Begum Zain Yar Jung (born Ruqaiya “Lulu” Bilgrami; c. 1905–1968) was a transformative figure in the educational and social landscape of princely Hyderabad. Born into the illustrious Bilgrami family—a dynasty of intellectuals and advisors to the Nizam—she was the granddaughter of the polymath Nawab Syed Husain Bilgrami. Her upbringing in such a scholarly environment, combined with her marriage to the state’s Chief Architect, Nawab Zain Yar Jung, positioned her at the heart of Hyderabad’s modernising elite. In 1933, she became one of the few Indian Muslim women of her era to earn a degree from the University of Cambridge, a distinction that would inform her lifelong mission to dismantle the cultural and systemic barriers preventing women from entering the public sphere.

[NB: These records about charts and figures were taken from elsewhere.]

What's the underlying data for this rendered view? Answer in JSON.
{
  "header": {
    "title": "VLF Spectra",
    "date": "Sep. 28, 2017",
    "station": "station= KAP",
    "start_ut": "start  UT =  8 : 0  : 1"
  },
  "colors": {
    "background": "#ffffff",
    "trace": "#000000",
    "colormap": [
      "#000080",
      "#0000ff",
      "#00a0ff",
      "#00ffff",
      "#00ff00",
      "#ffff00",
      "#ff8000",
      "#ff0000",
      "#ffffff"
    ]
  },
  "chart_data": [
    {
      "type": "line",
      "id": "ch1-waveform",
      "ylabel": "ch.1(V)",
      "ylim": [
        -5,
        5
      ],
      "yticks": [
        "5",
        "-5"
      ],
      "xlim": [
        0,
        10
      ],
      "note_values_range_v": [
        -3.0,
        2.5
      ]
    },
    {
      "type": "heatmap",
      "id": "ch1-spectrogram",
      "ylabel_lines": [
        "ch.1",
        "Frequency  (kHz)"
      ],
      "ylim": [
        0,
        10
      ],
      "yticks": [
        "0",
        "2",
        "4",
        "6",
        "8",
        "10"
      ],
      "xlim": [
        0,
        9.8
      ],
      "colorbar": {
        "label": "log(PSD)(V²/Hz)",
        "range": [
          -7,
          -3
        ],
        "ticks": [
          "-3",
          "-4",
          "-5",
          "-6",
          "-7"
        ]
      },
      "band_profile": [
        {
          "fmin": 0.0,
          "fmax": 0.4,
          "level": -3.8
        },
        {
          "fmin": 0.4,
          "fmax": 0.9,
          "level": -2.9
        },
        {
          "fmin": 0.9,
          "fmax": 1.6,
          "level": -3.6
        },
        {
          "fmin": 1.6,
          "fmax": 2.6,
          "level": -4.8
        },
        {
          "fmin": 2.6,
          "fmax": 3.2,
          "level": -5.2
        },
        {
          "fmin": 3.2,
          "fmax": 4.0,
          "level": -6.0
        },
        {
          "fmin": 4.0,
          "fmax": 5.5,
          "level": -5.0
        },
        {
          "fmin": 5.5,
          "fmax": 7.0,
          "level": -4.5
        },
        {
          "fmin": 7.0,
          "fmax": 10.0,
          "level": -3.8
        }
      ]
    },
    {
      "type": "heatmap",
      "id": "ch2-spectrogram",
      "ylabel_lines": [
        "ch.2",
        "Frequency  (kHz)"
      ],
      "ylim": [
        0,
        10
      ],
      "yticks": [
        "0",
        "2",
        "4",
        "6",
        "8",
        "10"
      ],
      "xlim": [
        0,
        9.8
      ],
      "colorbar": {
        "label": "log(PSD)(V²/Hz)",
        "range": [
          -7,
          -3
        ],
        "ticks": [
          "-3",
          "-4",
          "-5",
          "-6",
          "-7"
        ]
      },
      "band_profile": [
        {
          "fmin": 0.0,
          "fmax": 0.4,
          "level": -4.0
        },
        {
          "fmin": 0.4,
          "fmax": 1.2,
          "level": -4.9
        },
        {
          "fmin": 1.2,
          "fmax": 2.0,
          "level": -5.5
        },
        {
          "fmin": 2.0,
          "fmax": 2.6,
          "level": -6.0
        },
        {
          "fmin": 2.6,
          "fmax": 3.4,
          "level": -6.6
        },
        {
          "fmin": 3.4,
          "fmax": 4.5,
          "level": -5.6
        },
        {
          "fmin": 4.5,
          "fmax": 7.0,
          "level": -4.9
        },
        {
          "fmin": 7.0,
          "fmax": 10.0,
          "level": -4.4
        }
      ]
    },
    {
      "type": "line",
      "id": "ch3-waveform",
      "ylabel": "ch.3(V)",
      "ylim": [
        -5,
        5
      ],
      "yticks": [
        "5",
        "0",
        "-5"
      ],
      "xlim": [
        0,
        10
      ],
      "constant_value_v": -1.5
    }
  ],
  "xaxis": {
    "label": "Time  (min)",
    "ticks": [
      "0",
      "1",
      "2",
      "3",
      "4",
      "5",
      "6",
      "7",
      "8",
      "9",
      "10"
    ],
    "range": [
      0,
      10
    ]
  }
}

Leadership at Osmania University
Upon her return to India, Begum Zain Yar Jung joined the Osmania University College for Women, where she served as Principal from 1941 to 1947. Her tenure was marked by a radical expansion of academic opportunities for women. She introduced honours courses in Political Science and English—subjects previously reserved for men’s colleges—and secured the funding necessary to build science laboratories and residential hostels. By establishing an in-house teacher-training certificate program, she created a sustainable pipeline of qualified women educators for the state’s burgeoning network of girls’ schools. Crucially, she used her influence to persuade authorities to reserve bursaries for first-generation students from conservative households, ensuring that higher education was not merely a luxury for the elite but a tool for broader social mobility.

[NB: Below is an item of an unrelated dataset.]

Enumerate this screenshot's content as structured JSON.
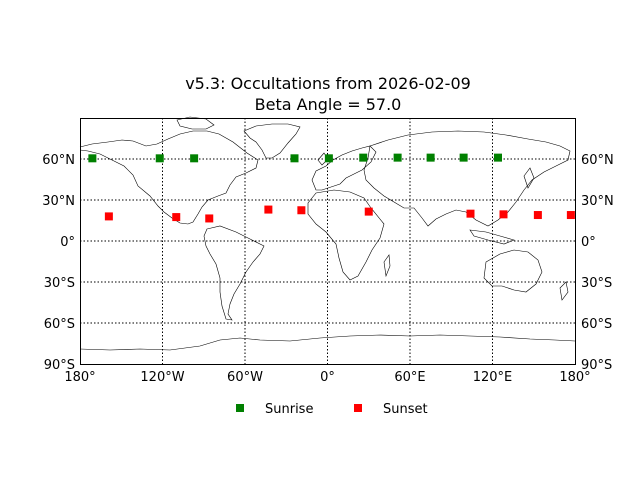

Economic Empowerment and Social Reform
Beyond the university, the Begum was a fierce advocate for women’s economic agency. Through the Hyderabad Ladies’ Association, she established a Women’s Employment Bureau that successfully placed hundreds of women in office and nursing positions during the 1940s. In 1944, she founded the Nisa Industrial Co-operative to provide vocational training and a steady income for war widows and abandoned wives. Her educational philosophy was articulated in her published pamphlets, such as Modern Citizenship for the College Girl (1943) and Needle and Book: Twin Tools of Freedom (1945), where she argued that a combination of liberal education and vocational skill was the essential “twin tool” for female emancipation.
Recognition and Lasting Legacy
Her contributions were recognised with the Nizam’s Silver Jubilee Medal in 1946, and in 1954, she became the first woman from Hyderabad to be elected a Fellow of the Indian National Social Conference. Though she resigned her official post in 1947 when her husband was appointed the Nizam’s Agent General in Delhi, she remained a mentor to young women until her death in 1968. Today, her legacy is preserved at the University through the Begum Zain Yar Jung Rolling Trophy and “Lulu House,” the hostel block she helped establish, which continues to serve as a home for female scholars pursuing the independence she so championed.